Daily summary: gold with another record, France without another PM (08.09.2025)

7:01 PM 8 September 2025
  • Sentiment on Wall Street is mixed today. Tech stocks are leading gains (US100: +0.4%), with the S&P 500 (US500: +0.1%) also higher. Losses in the DJIA (US30: -0.1%) reflect investor caution ahead of Thursday’s inflation data.

  • European index futures mostly trade in the green. Poland’s W20 (+2.17%) led gains, followed by SPA35 (+1%) and AUT20 (+0.8%). FRA40 (+0.55%) holds its advance despite the collapse of Prime Minister Bayrou’s government, while DE40 adds 0.5%.

  • French PM François Bayrou failed to win a confidence vote in the National Assembly. As pledged, he will submit his resignation tomorrow to President Emmanuel Macron, who must then either appoint a new PM or dissolve parliament for fresh elections.

  • Gold hit fresh record highs, surpassing $3,600/oz at the start of the week. It’s up about 1% today, touching $3,644/oz, and more than 5% since the start of the month.

  • Oil recovered losses from late last week, supported by reports OPEC+ agreed to resume restoring production tied to earlier COVID-era cuts. The group will add 137,000 bpd monthly, with decisions reviewed each month. Saudi Aramco trimmed export prices for Asia and Europe, though they remain above Dubai benchmarks.

  • The EU is preparing a new sanctions package against Russia, expected Friday, targeting banks and other institutions. Natural gas prices jumped 5% on lower output and rising demand expectations, with tropical storm concerns also providing support. Gains later eased to around 1.5%.

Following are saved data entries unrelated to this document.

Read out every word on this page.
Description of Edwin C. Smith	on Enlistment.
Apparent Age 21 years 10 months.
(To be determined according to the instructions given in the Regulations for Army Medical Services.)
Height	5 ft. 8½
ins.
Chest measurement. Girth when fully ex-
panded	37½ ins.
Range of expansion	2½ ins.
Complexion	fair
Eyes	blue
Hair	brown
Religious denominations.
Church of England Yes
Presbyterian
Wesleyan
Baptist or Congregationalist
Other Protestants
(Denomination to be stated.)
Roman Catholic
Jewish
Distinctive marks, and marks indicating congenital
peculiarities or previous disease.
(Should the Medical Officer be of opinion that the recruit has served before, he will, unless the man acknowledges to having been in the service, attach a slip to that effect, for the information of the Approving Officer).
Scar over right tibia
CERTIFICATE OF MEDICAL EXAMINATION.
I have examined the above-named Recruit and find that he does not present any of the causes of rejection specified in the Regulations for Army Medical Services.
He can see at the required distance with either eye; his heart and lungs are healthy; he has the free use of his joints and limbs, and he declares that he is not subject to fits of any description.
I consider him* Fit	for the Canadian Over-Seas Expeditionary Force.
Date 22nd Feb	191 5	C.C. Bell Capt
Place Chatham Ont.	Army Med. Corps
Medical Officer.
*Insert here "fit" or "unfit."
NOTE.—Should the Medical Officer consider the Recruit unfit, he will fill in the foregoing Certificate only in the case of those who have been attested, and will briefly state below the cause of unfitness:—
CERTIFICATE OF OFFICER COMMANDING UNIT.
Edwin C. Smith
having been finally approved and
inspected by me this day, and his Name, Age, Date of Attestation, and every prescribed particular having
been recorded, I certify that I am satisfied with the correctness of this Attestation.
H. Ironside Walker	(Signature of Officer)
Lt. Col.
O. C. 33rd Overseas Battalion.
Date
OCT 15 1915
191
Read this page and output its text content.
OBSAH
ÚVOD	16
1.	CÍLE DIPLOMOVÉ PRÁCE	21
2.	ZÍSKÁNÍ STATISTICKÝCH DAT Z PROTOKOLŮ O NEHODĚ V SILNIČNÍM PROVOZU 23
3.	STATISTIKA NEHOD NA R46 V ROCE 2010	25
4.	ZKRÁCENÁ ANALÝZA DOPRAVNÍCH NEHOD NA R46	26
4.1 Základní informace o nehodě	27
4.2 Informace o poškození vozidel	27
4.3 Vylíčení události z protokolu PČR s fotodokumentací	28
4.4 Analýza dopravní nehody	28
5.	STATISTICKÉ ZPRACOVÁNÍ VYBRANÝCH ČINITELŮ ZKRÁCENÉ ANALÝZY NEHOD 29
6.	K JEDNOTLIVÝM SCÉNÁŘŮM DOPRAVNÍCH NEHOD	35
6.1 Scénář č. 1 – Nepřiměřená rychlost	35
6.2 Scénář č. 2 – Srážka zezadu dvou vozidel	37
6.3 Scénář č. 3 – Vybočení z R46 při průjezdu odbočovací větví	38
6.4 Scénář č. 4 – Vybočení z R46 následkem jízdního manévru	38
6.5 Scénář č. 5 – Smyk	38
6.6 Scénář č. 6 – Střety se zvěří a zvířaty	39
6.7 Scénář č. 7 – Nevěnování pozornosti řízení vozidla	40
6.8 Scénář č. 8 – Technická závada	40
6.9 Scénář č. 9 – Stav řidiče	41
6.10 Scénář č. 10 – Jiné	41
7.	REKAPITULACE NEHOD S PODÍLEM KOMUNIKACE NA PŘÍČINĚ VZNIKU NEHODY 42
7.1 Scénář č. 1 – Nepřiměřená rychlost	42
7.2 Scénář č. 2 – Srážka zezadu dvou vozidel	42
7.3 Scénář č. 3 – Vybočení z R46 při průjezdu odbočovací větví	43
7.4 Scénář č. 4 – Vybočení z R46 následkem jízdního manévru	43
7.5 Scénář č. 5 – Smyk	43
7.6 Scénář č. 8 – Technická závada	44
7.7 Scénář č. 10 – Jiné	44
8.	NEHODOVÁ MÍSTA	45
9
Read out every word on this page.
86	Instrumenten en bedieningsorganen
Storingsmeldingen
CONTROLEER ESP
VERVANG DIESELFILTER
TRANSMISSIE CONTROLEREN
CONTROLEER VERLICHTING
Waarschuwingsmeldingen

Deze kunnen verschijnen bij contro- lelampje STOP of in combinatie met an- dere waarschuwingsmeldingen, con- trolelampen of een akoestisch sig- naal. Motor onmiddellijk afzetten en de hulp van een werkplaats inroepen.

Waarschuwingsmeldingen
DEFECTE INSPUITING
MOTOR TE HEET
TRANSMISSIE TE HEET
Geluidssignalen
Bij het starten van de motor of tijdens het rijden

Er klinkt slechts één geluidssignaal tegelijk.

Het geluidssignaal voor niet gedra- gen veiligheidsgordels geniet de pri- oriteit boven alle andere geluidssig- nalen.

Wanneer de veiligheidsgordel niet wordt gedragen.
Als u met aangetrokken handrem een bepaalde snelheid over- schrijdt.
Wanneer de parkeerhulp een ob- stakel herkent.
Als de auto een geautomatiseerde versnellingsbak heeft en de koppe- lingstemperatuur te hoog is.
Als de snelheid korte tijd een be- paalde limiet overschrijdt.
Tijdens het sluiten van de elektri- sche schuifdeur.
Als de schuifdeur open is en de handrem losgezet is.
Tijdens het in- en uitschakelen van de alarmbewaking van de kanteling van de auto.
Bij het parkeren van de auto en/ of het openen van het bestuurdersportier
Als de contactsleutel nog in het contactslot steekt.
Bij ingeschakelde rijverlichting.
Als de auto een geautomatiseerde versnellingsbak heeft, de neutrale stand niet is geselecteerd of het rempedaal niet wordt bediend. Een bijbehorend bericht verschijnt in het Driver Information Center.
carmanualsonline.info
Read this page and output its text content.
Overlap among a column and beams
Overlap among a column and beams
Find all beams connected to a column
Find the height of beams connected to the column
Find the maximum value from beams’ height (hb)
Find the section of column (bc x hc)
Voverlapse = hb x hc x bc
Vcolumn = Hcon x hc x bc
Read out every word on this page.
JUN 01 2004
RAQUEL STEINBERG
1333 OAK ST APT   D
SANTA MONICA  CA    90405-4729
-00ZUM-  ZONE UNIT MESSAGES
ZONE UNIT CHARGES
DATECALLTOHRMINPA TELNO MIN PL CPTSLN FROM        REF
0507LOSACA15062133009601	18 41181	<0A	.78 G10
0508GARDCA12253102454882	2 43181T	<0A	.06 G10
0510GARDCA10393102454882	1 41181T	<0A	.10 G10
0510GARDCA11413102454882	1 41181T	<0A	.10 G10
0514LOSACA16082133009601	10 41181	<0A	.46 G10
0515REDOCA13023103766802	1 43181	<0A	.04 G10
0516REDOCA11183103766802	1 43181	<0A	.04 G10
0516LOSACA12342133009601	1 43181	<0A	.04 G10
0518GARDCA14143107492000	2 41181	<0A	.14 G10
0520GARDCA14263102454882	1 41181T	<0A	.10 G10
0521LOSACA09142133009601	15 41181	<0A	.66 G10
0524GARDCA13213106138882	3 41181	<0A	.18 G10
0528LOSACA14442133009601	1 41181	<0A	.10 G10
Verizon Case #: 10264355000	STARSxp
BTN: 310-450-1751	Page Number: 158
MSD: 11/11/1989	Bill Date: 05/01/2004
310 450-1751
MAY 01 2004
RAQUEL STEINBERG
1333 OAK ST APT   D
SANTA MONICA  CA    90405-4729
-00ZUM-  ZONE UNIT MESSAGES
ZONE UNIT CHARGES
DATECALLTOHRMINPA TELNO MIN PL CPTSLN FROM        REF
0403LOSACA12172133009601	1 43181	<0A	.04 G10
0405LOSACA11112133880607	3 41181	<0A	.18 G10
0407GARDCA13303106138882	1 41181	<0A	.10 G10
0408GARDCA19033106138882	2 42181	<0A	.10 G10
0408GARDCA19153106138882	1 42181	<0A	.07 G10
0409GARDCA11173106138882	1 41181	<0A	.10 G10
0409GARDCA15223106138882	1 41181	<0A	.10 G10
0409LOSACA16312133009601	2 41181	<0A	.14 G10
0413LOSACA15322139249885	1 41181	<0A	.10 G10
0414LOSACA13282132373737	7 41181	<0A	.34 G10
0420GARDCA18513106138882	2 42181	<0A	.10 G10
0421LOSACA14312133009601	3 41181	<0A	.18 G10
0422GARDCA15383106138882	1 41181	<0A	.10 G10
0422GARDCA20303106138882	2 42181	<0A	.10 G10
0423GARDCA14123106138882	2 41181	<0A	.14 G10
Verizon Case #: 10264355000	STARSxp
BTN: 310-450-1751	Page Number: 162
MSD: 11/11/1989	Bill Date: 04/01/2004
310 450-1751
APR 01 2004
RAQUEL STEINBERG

  • On FX, the U.S. dollar is weakening as markets price in a Fed rate cut next week (USDIDX: -0.1%). Antipodean currencies lead (NZDUSD: +0.7%, AUDUSD: +0.5%), while EURUSD rises 0.2% to 1.1738.

  • The Polish zloty remains strong against the euro and dollar despite Fitch lowering Poland’s credit rating outlook. Gains on the W20 were driven largely by a rebound in the banking sector.

  • German industrial production rose 1.5% y/y in July (vs. -0.3% expected, after -3.5% prior). On a monthly basis, output increased 1.3% m/m (vs. 1.0% expected, after -0.1% prior). Germany’s trade surplus narrowed to €14.7B (vs. €15.3B expected, €15.9B prior).